Is it really time to start thinking about taxes? With the holiday rush making life crazy, do thoughts of W-2s and tax deadlines make your head spin?
Taking a few minutes now to start organizing your papers can save you time and headaches come tax filing time. Even if you have someone else do your taxes, getting yourself organized saves your tax preparer the frustration (and you the extra cost) of having to straighten things out before work begins. If your accountant doesn’t have to call you for missing paperwork or inaccurate numbers, the process moves faster and your taxes can be filed sooner. Earlier filing means you’ll have your refund that much sooner.
Here’s what you can do now.
Start a File
Take a large envelope or a manila file and label it Taxes 2014 and then diligently collect all the tax information that will be coming your way over the next month or so. Triple check all your account numbers so you have what you need. Start poking around your desk or file cabinets for any missed receipts you might need (like for the couch you donated back in February).
Include these other items:
Interest Information – You’ll want to put in any bank statements, mortgage interest statements, financial information for retirement accounts, or documents from your accountants or account managers into this file.
Employer Documents –Employer documents like your Form W-2 should go right into the folder as soon as you get it in your hand. Don’t place it on your desk for later – get it in that file and then you can forget about it until you need it.
Charitable Donations– These could include donations that were goods or cash (meaning credit card, check, or cash with a valid receipt). Did you contribute to your daughter’s charity bike ride or donate stacks of gently worn clothes to a charity? Make sure every receipt is in the folder so you can claim your donations as a tax deduction.

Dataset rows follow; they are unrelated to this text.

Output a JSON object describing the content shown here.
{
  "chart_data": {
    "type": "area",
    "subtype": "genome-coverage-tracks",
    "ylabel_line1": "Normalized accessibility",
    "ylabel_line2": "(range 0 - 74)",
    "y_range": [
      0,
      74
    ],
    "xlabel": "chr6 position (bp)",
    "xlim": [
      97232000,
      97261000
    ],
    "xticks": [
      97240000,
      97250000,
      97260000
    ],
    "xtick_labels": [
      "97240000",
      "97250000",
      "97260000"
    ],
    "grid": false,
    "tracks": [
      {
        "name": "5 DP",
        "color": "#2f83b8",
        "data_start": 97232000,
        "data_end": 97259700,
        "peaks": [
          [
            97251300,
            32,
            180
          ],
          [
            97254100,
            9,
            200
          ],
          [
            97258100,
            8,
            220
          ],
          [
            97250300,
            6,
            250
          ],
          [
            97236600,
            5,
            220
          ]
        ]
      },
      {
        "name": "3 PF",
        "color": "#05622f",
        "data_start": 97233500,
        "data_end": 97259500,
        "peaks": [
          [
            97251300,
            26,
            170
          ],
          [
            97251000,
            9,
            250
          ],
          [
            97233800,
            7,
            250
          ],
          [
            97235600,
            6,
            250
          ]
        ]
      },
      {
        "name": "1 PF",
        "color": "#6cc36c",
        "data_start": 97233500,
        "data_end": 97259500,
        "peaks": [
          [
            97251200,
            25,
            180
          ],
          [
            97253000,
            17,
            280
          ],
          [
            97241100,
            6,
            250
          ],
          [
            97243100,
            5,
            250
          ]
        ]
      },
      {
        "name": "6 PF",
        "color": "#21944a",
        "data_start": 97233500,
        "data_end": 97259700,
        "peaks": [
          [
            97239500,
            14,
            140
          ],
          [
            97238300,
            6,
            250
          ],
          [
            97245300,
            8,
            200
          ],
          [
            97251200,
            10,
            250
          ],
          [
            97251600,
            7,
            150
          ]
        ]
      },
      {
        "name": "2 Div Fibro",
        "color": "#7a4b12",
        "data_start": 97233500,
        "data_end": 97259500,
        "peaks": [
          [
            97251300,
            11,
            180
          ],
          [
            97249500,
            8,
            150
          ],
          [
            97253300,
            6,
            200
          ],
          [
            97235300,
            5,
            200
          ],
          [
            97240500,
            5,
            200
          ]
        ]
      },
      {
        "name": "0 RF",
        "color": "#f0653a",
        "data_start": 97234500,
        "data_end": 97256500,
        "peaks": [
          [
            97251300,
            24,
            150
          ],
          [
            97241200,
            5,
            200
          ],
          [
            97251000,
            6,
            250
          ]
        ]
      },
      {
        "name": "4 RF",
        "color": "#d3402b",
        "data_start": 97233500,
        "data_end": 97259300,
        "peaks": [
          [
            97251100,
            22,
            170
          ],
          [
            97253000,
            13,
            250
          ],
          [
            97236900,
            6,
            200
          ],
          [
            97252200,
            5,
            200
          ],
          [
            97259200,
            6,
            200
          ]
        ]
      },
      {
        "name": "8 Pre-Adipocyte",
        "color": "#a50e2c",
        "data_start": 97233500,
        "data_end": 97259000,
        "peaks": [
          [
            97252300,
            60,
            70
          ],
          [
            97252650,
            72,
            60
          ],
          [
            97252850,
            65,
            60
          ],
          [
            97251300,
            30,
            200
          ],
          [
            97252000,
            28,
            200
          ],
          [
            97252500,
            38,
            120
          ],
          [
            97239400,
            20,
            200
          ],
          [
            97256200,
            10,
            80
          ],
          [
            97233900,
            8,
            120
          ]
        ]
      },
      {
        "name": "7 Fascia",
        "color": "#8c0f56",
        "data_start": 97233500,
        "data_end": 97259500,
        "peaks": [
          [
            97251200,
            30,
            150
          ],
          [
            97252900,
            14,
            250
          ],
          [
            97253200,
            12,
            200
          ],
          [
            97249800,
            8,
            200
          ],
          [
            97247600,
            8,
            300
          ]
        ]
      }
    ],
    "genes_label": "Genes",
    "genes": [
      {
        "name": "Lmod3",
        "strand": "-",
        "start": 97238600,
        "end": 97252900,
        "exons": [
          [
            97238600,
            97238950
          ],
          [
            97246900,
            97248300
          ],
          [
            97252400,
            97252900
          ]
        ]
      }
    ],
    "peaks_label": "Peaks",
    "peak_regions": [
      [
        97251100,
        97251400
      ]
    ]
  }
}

Believe it or not, those small donations add up quickly over the course of a year.
Mileage – If you volunteer for a charity, you can take the mileage you drive (although not the hours you worked) while volunteering as a tax deduction. Keep notes of your miles with the dates, times, and purpose so you can claim it come tax season.
Invoices for Side Work Projects – Did you edit a journal article? Did you moonlight as a caregiver for a few months? You still need to claim the income you earned. If it was below $600, you won’t get a Form W-2 from your employer, but you still have to claim your earnings on your personal income tax return (generally it’s claimed under “other income”). Keep your paycheck stubs for reference.
Check Last Year’s Return
If things remained pretty much the same this year as last year, check over your income tax return from last year. Compare what you had to what you have now to make sure you aren’t forgetting or omitting anything.
Keep Track of Deadlines
Lastly take a few minutes to mark down important dates. You’ll need all your interest statements and income tax statements by January 31, 2015. The last date to file your taxes is April 15, 2015.
Getting started now means you’ll feel less pressure later. The best part is that you don’t have to do everything all at once. Check off one or two tasks a week and pretty soon, you’ll be ready for tax time.